A banned horror movie from 2011 is trending on TikTok - here's why
A horror film once banned around the world has found a resurgence through social media platform TikTok.
Megan Is Missing is nearly a decade old, but has recently found fame through the platform after a number of high profile users watched it for the first time.
The film deals with the horrors of social media and internet culture, and its creator has warned first-time viewers not to watch the movie alone in the middle of the night.
Here is everything you need to know about it.
What is Megan is Missing?
Megan Is Missing is a 2011 psychological horror film.
It was written and directed by Michael Goi, who has since gone on to write and direct episodes of American Horror Story and Netflix's Chilling Adventures of Sabrina.
The film – which is shot in a found footage style similar to that of Paranormal Activity or The Blair Witch Project – was highly controversial at the time of its release. It was actually filmed five years prior to its theatrical release, but struggled to find a distributor.
Megan is Missing was banned in New Zealand, where the country’s Office of Film and Literature Classification said the public release of the film would be “injurious to the public good”.
The film was also panned by critics, not just for its poor acting (the majority of the cast were inexperienced or first-time actors), but also for the graphic violence enacted upon its child protagonists, its exploitative nature and the oversexualisation of teenagers.
Is Megan Is Missing a true story?
Despite its horror film trappings, Megan Is Missing was actually marketed as an educational film that could help viewers understand the risks to which children and young adults are exposed online.
It tells the story of the disappearance of Megan Stewart, a popular high school student in North Hollywood who decides to meet up with a boy she has met online.
According to its promotional materials, Megan Is Missing is “assembled from video chats, webcam footage, home videos and news reports,” but while the film was based on a series of real life cases of child abduction, the footage in the film is all scripted and shot using actors.
“I didn’t get to give you the customary warnings that I used to give people before they watched Megan Is Missing," said Goi in his own TikTok response to the film’s reemergence.

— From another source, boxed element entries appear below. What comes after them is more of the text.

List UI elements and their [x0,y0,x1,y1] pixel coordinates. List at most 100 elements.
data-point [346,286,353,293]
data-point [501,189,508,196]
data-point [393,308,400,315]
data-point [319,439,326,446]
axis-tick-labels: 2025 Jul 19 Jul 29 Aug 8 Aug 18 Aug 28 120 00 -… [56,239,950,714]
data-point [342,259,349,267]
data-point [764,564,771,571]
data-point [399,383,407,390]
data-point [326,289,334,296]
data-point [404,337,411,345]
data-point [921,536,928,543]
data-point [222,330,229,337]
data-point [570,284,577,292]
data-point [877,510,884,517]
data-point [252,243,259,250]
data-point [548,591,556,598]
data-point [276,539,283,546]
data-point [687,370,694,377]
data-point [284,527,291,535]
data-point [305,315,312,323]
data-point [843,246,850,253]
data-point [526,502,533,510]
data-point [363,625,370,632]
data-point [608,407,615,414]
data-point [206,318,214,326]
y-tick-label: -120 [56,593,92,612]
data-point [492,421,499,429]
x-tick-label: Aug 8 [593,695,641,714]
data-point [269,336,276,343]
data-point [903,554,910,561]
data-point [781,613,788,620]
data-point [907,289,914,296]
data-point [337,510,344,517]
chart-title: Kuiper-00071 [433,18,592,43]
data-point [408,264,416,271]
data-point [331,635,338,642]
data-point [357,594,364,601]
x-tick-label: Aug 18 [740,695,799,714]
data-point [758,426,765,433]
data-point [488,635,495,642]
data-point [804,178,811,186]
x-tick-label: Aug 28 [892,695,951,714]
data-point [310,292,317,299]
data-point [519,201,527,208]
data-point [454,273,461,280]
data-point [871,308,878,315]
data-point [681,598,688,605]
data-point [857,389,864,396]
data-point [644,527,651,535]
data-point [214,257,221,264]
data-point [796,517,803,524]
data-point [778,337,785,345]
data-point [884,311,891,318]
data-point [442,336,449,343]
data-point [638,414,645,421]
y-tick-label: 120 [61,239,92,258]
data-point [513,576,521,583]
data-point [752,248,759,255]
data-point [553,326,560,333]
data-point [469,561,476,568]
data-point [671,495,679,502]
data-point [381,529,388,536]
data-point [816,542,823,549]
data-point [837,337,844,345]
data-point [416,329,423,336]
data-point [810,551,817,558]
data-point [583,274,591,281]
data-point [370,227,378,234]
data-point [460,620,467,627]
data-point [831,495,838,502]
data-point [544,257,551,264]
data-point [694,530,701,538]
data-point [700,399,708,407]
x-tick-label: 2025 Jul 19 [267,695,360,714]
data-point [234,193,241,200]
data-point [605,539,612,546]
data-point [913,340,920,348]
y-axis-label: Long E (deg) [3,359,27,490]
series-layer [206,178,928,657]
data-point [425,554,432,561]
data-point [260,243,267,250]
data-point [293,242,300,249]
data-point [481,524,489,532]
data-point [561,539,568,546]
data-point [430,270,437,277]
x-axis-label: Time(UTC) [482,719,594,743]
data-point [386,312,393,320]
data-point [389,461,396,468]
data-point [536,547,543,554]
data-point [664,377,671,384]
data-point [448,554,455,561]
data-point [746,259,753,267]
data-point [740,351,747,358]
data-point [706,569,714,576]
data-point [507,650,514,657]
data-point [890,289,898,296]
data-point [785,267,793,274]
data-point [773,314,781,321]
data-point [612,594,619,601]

"Do not watch the movie in the middle of the night, do not watch the movie alone,” said the director
"If you see the words 'photo number one' pop up on your screen, you have about four seconds to shut off the movie if you’re already kind of freaking out before you start seeing things that maybe you don’t want to see.”
Why are TikTok users talking about it?
(Photo: Anchor Bay Films)
It's not entirely clear why the film has begun trending again in recent days.
The raised awareness of the film likely comes in the wake of a number of high-profile TikTok users making posts about their experiences watching the film for the first time.
"I have never been more triggered or traumatised by something in my entire life,” one viewer wrote. “This world is so f***ing disgusting, I can’t stop crying and I feel sick to my stomach. If you haven’t watched it yet, please don’t. It’s horrifying.”
Another user said the film had them “staring at the wall and wanting to delete all my social media accounts and never come back ever again.”
Another poster described the film as “absolutely horrible and repugnant,” and warned viewers not to watch it without reading its Wikipedia page first; “Wouldn’t recommend ever.”
How bad is it?
According to IMDb’s Parents Guide for the film, Megan Is Missing is “extremely intense and hard to watch.”
It features “sex scenes and discussions with actresses playing underage girls”, including a rape scene which “is very intense and drawn out."
"This movie has serious subject matter, and should not be seen by people who are easily upset by films.”
How can I watch Megan Is Missing?
At the time of writing, Megan Is Missing does not appear to be readily available through streaming sites in the UK, and probably with good reason.